SpaceX has conducted a critical test firing of all nine core stage engines of its Falcon 9 rocket ahead of an early-Monday/late-Sunday scheduled launch of the CRS-9 cargo resupply mission to the International Space Station. The mission will deliver food and supplies to the Station crew as well as vital experiments and a new commercial vehicle docking adaptor to the orbital lab.
Road to the Static Fire:
Originally slated to fly NET (No Earlier Than) 9 December 2015, the mission was delayed numerous months following the June 2015 launch mishap of the CRS-7 mission.

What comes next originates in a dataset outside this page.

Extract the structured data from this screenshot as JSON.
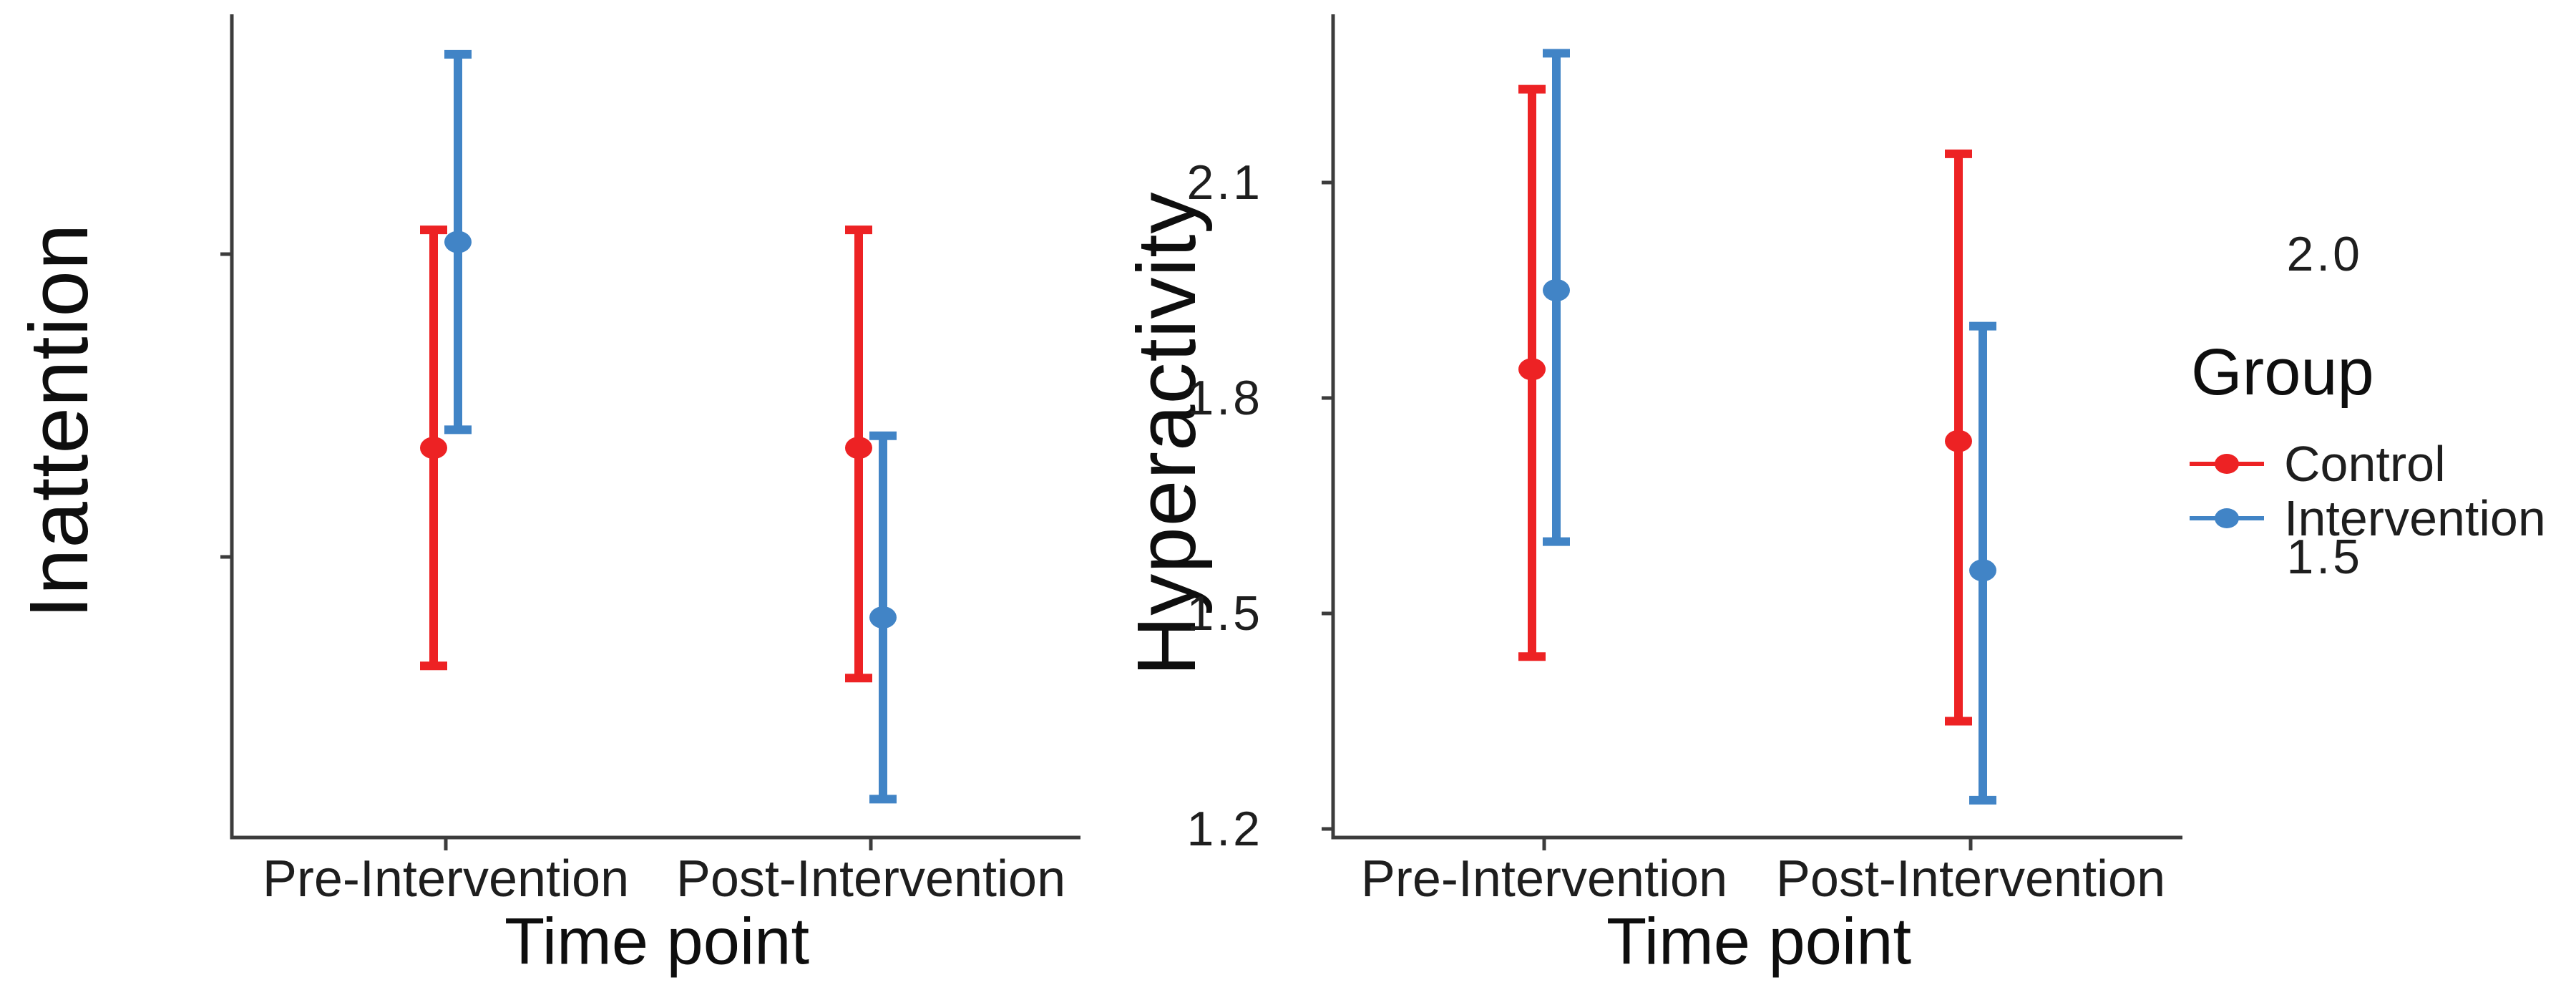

The subsequent delay to SpaceX launch operations initially moved CRS-9 to NET 21 March 2016, before manifest and ISS visiting vehicle schedule realignments pushed the mission into June.
Now targeting a 24 June launch date, SpaceX appeared poised to secure that date for launch of CRS-9; however, the Soyuz MS-01 crew transportation mission subsequently took precedence and the 24 June launch slot in the ISS manifest.
SpaceX then agreed to target 27 June for launch of CRS-9, but ultimately had to delay the flight again until the middle of July due to subsequent delays to the Soyuz MS-01 mission.
When Soyuz MS-01 finally settled on a launch date of 7 July, SpaceX was pushed behind the Progress 64P cargo resupply mission that had originally been set to launch on 7 July but was displaced, as CRS-9 had been, by Soyuz MS-01.
Nonetheless, through these realignments, SpaceX continued to process the Dragon capsule out toward its launch, with the capsule leaving its production facility in Hawthorne, California, in mid-May for the cross-country trip to the Cape Canaveral Air Force Station in Florida.
When the Dragon arrived at its launch site, it was moved into the Horizontal Integration Facility (HIF) at SLC-40.
Since its arrival, the capsule has undergone final preparations for integration with the second stage of the Falcon 9 rocket as well as loading of nearly all of its cargo elements.
At the same time, engineers also completed manufacturing of the second stage and transported it to the launch site for its role in ensuring that Dragon is inserted into a stable and precise orbit for rendezvous with the ISS.
Additionally, work also progressed on the first stage for the CRS-9 flight.
As with all Falcon 9 first stages, it was transported from its production facility in Hawthorne, California, to SpaceX’s McGregor, Texas, test site, where it underwent a battery of tests to ensure that all propulsion elements and associated systems operated nominally under hot fire conditions.
By the latter part of June, the first stage was wrapped in its black, protective transport attire and taken under security escort across the southern portion of the United States to the launch site.
To date, processing has been extremely smooth for all elements of the CRS-9 mission.
Following the arrival of the first stage at SLC-40 in late June, the stage was received and inspected prior to engineers’ mating it with the second stage.
The Dragon capsule itself was subsequently mated to the top of the second stage earlier this week ahead of static fire operations currently planned for Friday evening/Saturday morning.
For the static fire, SpaceX engineers moved the Falcon 9 and Dragon capsule out to the seaside launch pad Friday afternoon, where the rocket was erected vertically by the Transport Erector (TE) and all necessary and final pad connections and tests made.
Unlike previous static test fires that have all occurred in the afternoon or evening hours, this static fire aimed for a Saturday morning, 16 July (the 47th anniversary of the launch of Apollo 11), test sequence – which involved a dress rehearsal countdown and loading of super chilled cryogenic propellant into the vehicle under the same time constraints that will be experienced on launch day.
Once the super chilled cryogenic propellants were added to the rocket, a simulated launch countdown ignited all nine Merlin 1D engines at the base of the Falcon 9 rocket
With hold down clamps ensuring the rocket remained on the pad, all nine first-stage engines were fired for approximately 3 seconds, with a slew of systems monitoring the health and activity of each engine as well as the overall health and systems of the Falcon 9 itself.
With the test is complete, the vehicle was secured and safed, and its propellants drained from the tanks.
After this, SpaceX engineers will lower the Falcon 9 back to horizontal and transport it back to the HIF, where late-stow, time-sensitive cargo items will be added to the Dragon capsule.
While this is happening, an intense review of the static fire data will be undertaken by SpaceX engineers ahead of the Launch Readiness Review – which is expected to officially clear the vehicle for launch.
Assuming a good static fire, the Falcon 9 rocket will be returned to the launch pad on Sunday for a targeted 12:45 a.m. EDT (04:45 GMT) liftoff to the ISS on Monday morning (18 July).
If all goes according to plan, a launch on early Monday morning Eastern time would result in Dragon’s arrival at the International Space Station on Wednesday, 20 July — the 47th anniversary of the Apollo 11 moon landing.